Discussion in 'Mid Atlantic' started by shorebreaker, Jul 24, 2012.

  1. HD4

    HD4 Well-Known Member

    71
    Jun 3, 2012
    were a bunch down in Sea Isle too beginning of July.

    I stepped on one in Frisco 2 years ago surfing. Caught a wave pulled out jumped off board put my foot right down one. Stung me and hurt REALLY REALLY bad. Hobbled back to house put foot in warm water all better. The warm water neutralizes the protein they inject into you or something like that i was told. Not sure if that was the same species that is up this way ?
     
  2. ND081

    ND081 Well-Known Member

    900
    Aug 7, 2010
    yup same species. read my post on page 2
     

  3. Erock

    Erock Well-Known Member

    Aug 6, 2011
    You'll be fine as long as you shuffle your feet and avoid pulling a Steve Irwin--trying to hug one....
     
  4. meatloaf

    meatloaf Well-Known Member

    335
    Nov 30, 2011
    those bodies washed up, huh...
     
  5. pkovo

    pkovo Well-Known Member

    599
    Jun 7, 2010
    +1...when I lived in mantoloking, there was one summer we had a ton of them. Just like described. Made the water look redish and they kind of came up in the waves.

    My roomate at the time did the south jersey report for the fishermqn mqgazine and knew what they were right away. He said they can sting, but they really have to be provoked to do so. They have a barb on their tail that has some mild venom. He told me not to worry about it, but not to step down hard or at allbif avoidable, and thats what I did and I didnt get stung.
     
  6. LOSTsoul

    LOSTsoul Well-Known Member

    543
    Apr 29, 2009
    based on your name isn't that like the ol' pot calling the kettle black.
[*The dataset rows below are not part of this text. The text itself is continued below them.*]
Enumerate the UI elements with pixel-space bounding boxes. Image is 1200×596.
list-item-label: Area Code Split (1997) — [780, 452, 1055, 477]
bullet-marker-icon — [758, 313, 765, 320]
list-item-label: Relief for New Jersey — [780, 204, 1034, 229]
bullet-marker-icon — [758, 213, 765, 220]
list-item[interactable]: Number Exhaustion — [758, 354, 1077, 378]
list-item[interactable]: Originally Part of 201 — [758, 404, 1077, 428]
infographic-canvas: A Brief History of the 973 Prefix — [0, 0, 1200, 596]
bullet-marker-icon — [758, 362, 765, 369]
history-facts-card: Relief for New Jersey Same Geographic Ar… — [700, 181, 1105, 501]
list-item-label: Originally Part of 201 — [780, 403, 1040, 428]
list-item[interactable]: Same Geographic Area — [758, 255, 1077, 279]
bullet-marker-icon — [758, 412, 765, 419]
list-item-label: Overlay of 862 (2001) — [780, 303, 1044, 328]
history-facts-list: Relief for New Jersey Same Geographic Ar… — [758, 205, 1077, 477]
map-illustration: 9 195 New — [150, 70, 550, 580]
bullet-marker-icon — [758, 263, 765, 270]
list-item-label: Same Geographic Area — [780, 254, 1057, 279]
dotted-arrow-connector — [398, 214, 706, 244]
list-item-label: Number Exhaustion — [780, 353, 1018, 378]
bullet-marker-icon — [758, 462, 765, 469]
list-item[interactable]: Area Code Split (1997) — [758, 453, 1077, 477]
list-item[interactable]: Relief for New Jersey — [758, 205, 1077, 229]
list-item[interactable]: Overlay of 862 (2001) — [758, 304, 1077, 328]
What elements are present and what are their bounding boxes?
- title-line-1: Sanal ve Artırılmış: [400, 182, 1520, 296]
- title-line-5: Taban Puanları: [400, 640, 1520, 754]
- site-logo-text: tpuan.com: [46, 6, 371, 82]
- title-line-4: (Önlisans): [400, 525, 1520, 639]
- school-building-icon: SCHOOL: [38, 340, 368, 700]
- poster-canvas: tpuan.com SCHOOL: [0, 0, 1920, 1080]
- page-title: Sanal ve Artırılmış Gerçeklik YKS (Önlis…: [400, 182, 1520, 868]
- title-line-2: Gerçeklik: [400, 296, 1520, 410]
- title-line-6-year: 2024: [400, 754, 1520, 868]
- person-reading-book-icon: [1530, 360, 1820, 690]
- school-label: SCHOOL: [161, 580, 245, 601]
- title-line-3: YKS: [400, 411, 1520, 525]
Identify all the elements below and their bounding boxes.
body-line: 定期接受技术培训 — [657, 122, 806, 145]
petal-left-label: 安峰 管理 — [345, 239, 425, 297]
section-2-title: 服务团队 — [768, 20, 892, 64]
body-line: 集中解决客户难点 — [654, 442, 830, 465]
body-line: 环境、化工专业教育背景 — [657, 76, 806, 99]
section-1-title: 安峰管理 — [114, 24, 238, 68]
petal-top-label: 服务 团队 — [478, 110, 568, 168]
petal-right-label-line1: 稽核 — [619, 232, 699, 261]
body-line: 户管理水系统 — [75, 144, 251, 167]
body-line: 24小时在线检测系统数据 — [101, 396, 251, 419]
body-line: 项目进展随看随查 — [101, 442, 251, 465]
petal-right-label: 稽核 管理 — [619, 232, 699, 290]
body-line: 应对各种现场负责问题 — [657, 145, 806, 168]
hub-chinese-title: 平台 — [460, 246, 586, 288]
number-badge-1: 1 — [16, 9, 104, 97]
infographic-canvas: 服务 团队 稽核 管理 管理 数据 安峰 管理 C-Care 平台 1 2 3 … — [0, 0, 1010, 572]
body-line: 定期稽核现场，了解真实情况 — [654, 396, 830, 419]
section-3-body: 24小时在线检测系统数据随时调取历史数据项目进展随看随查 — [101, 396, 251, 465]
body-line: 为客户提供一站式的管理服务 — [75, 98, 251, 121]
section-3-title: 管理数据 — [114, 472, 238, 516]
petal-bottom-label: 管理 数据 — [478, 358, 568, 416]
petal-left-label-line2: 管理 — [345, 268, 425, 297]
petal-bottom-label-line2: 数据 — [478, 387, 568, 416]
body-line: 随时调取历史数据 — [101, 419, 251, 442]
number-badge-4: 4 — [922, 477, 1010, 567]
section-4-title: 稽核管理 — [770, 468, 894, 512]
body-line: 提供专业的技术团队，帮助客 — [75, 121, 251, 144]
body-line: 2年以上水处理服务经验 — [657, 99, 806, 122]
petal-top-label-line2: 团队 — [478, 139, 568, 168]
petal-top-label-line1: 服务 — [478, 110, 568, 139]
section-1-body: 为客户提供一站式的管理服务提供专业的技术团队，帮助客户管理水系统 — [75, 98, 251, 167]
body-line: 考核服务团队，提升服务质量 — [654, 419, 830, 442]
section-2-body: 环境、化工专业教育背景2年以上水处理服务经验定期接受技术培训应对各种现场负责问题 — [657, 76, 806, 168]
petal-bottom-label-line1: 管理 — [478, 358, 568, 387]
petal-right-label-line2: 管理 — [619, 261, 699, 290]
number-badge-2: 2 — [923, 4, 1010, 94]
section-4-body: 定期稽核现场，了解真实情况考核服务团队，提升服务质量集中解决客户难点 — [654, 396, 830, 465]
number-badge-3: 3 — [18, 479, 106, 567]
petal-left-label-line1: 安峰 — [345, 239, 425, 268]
    SUPers are kooks by virtue.....no?
     
  7. shorebreaker

    shorebreaker Well-Known Member

    68
    Aug 29, 2010
    Well, it seems from the common consensus they are just bull nose / eagle rays.. That's kind of what I thought, but never really saw them in such huge numbers.. Thanks guys. Def not pulling a Steve Irwin no matter what species of ray they are! lol... I love surfing too much!
     
  8. shorebreaker

    shorebreaker Well-Known Member

    68
    Aug 29, 2010
    +1 for LOSTsoul!
     
  9. Special Whale Glue

    Special Whale Glue Well-Known Member

    Oct 8, 2011
    Use a cookie cutter on their wings and make real scallops. Mmmmmmm. Yummy JK
    There have been a lot around in Ocean County too along with some sharky poos. I had an aggressive 5-6 footer charge at me twice on Sunday morning and came within 1-2 ft of me.
    A couple years ago I was live lining a bunker off of a 1965 Dewey Weber and hooked up with something huge. After 45 minutes of fighting and being towed many blocks It revealed itself as a huge ray and went right back to the bottom and kept towing me south. I kept trying to land it upside down on the board to retrieve my snag rig from its mouth. Every time I grabbed for the snag it would swing its tail toward my right leg and I would quickly let it go back down still hooked up. I tried to get the snag out a couple of times but the ray was repeatedly defending with its barb, so I cut the line close to its mouth. I had this thing hooked up for 1.5 hours and it wouldn't get tired. Its wingspan was bigger than mine (6'2") and weighed over 100 lbs. It was a crowded beach day and people were like WTF!? My rod was bent in half the whole time. Fun stuff.
     
  10. GhOstFaCe

    GhOstFaCe Member

    23
    Jul 24, 2012
    definitely cownose rays. i've seen them spearfishing plenty of times.
     
  11. shorebreaker

    shorebreaker Well-Known Member

    68
    Aug 29, 2010
  12. Mr.Belmar

    Mr.Belmar Well-Known Member

    Aug 19, 2010
  13. Ryan7

    Ryan7 Well-Known Member

    300
    Jun 1, 2011
    There were a few rays out in the lineup just now, a few miles north of Shark River Inlet. Lifeguards called everyone out at the local beach. The second one I saw had some good size, looked to be about 3 to 4 feet across, and was hanging around the swimming area. The first one I saw through a wave while catching a few an hour earlier looked about 3 feet across.

    Water is balmy, the warmest yet, gotta be above 75F. Buoy 44065 reporting 75.9F. Pushing 80F early August?